--for Yuh-Shioh Wong who understood when I told her I am a painter
DAY ONE: I followed an ant back to his nest in the Chihuahuan Desert, a little juniper seed in his mouth. I drew a line on paper, following as he crawled around cactus and over pebbles. The cooperative kingdom of ants has always fascinated and frightened me much the way obedient men and women are when god and country are their foremost concerns. I never envy the ant carrying his seed into the underground food stores, programmed to question nothing, programmed to never run away or kill himself. Carry the seed, climb, burrow, and maybe the angel of death will show mercy and send a hungry bird or tarantula. No one will know you are gone no one will care, every other ant too busy working working WORKING! When Nana Conrad died they had her funeral on a Saturday so no one
would have to miss a day of work work WORK at the factory.

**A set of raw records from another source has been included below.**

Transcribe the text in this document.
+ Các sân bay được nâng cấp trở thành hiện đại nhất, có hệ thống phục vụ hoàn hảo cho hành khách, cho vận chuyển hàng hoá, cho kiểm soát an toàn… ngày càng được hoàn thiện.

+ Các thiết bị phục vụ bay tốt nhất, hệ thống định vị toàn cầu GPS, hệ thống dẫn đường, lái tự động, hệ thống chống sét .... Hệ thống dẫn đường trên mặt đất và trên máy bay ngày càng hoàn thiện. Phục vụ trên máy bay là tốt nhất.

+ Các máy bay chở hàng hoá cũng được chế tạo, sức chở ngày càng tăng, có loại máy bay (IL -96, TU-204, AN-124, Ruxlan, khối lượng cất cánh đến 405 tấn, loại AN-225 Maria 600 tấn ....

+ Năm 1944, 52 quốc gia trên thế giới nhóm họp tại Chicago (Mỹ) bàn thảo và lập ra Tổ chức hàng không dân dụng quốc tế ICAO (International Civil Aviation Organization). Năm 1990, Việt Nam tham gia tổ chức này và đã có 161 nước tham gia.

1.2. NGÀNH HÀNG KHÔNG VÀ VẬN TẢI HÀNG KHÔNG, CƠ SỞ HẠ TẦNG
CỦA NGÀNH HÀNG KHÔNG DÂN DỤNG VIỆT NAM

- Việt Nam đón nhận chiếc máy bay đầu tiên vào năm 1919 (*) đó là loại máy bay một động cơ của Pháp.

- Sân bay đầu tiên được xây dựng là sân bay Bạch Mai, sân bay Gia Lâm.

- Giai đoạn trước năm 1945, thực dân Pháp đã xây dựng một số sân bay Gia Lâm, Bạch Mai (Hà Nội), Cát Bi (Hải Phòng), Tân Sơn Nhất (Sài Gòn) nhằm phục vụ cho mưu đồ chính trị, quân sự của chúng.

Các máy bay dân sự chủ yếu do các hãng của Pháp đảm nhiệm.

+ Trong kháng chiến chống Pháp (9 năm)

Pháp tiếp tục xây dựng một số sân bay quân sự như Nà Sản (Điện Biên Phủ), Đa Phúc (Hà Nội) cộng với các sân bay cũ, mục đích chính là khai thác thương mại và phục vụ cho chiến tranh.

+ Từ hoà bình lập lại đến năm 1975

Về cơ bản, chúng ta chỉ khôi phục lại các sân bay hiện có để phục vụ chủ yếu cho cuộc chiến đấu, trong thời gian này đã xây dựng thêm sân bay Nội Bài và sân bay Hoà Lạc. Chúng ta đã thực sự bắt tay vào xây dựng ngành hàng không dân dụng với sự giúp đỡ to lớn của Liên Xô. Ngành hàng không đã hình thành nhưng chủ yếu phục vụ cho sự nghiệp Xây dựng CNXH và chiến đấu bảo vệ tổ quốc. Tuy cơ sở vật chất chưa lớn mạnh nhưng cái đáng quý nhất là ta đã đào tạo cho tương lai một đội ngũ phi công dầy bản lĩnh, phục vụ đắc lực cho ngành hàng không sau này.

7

DAY TWO: I took the ant map to a random part of the desert, followed it to a small rock, a kind of oblivion, unexpected but solid nonetheless. I sat on the rock like an egg, wanting to hatch the rebellion! How much straining! I drew the map on my naked body behind shrubs, my third eye the nest entrance, tracing the journey in reverse, taking notes of my every memory of doing what I was told, toward some standard of goodness. HOW do we create a kind, generous, but disobedient world? Later I took a strand of cooked spaghetti, arranged it in the shape of the ant map. When it dried I took it to the entrance of the nest. I said, “I DON’T KNOW WHICH ONE OF YOU GAVE ME THIS MAP, BUT I’M GIVING IT BACK!” I crumbled it around the hole for the industrious little beings to carry it piece by piece to their queen for her approval. Do what you need to do, but I’m writing a poem from my notes.